# My Danbury Mint Christmas Maltese



## paris (Apr 8, 2005)

I got this about a week before Christmas. It is so pretty and so big. It stands about nine inches tall, is about eight inches long, and about 3-1/2 inches wide.

[attachment=17604:attachment]

[attachment=17603:attachment]


----------



## sophie (Jul 9, 2006)

That is beautiful. Nice Christmas present.









Linda


----------



## PreciousPrince (Feb 27, 2006)

Wow so that's life size! What did Paris think of it LOL?


----------



## kab (Apr 11, 2005)

That is what I want next year.


----------



## Ladysmom (Oct 19, 2004)

It's beautiful! I didn't even see that on their website!


----------



## wagirl98665 (Jan 5, 2006)

I love it! Maybe I'll get that along with the beautiful Maltese tree. So pretty, both of them.


----------



## dogloverx3 (Apr 14, 2006)

I LOVE that ornament - now I'm OBSESSED with buying all the stuff I've seen . Unfortunately for me they also do shih tzu items - aghhh - there goes all my money . Sarah


----------



## sassy's mommy (Aug 29, 2005)

WOW! Betty I love it! Is it pretty and white or off whitish?


----------



## Carla (Aug 30, 2005)

A real beauty.

Carla & Shotzi


----------



## vjw (Dec 20, 2006)

Cute! Cute!







If they carry this next year, I'll order it.


Joy


----------



## NYC Neighborhood Dogs (Nov 12, 2006)

Stop showing me all the wonderful Maltese Christmas stuff!

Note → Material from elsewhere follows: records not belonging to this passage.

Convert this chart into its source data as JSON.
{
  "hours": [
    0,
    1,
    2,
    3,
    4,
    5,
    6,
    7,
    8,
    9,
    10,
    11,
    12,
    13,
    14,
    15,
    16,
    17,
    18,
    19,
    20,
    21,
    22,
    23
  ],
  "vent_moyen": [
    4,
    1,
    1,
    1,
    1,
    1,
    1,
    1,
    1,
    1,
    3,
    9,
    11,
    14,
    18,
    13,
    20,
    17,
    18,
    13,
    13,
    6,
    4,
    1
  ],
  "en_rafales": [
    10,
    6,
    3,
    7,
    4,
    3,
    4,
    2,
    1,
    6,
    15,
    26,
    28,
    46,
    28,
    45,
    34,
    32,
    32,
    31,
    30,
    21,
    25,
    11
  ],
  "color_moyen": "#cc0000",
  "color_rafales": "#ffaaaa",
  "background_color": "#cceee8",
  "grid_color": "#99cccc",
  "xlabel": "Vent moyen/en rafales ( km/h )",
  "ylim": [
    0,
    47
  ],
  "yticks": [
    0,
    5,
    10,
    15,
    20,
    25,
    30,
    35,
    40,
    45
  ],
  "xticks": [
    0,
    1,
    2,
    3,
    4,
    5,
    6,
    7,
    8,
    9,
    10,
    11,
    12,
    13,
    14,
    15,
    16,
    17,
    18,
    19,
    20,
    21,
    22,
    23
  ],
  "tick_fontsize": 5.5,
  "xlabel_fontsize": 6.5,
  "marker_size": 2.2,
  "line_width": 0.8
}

I need a new camera. I want Maltese chotzkies!


----------



## kab (Apr 11, 2005)

> It's beautiful! I didn't even see that on their website![/B]


I only saw the bichon. I looked but never saw the maltese one.


----------



## Zoe and Bella's mom (Jan 23, 2006)

_It's a beauty_ - I received mine right before Christmas too, and am keeping it on display for awhile...









ginny & zoe & bella


----------



## paris (Apr 8, 2005)

It's not on their website. There was a topic on here a while back...someone had received a brochure about it. I never received a brochure but I called and ordered it. I don't know why they don't have it on their website. 

Pat, I believe it is white. I'm at work now so it isn't in front of me.


----------



## k/c mom (Oct 9, 2004)

> It's not on their website. There was a topic on here a while back...someone had received a brochure about it. I never received a brochure but I called and ordered it. I don't know why they don't have it on their website.
> 
> Pat, I believe it is white. I'm at work now so it isn't in front of me.[/B]


Here's the thread about it from a couple months ago....









http://spoiledmaltese.com/forum/index.php?showtopic=17603


----------



## Bijousmom (May 29, 2005)

I also ordered it and the surprising part of it is that if you live in Tennessee you have to pay sales tax on it too.







I have never ordered a product on line that didn't have a physical location in our state to have to pay tax. There are only 3 states that have to pay sales tax to Danbury Mint so you might want to check before you order.


----------



## vjw (Dec 20, 2006)

Thanks "Paris" for posting a picture of the Christmas Maltese. I'm a newbie and didn't know about the original thread. Instead of waiting until Christmas, I decided to go ahead and order it. Danbury Mint said it wouln't be available or shipped until April, but that's okay.



Joy


----------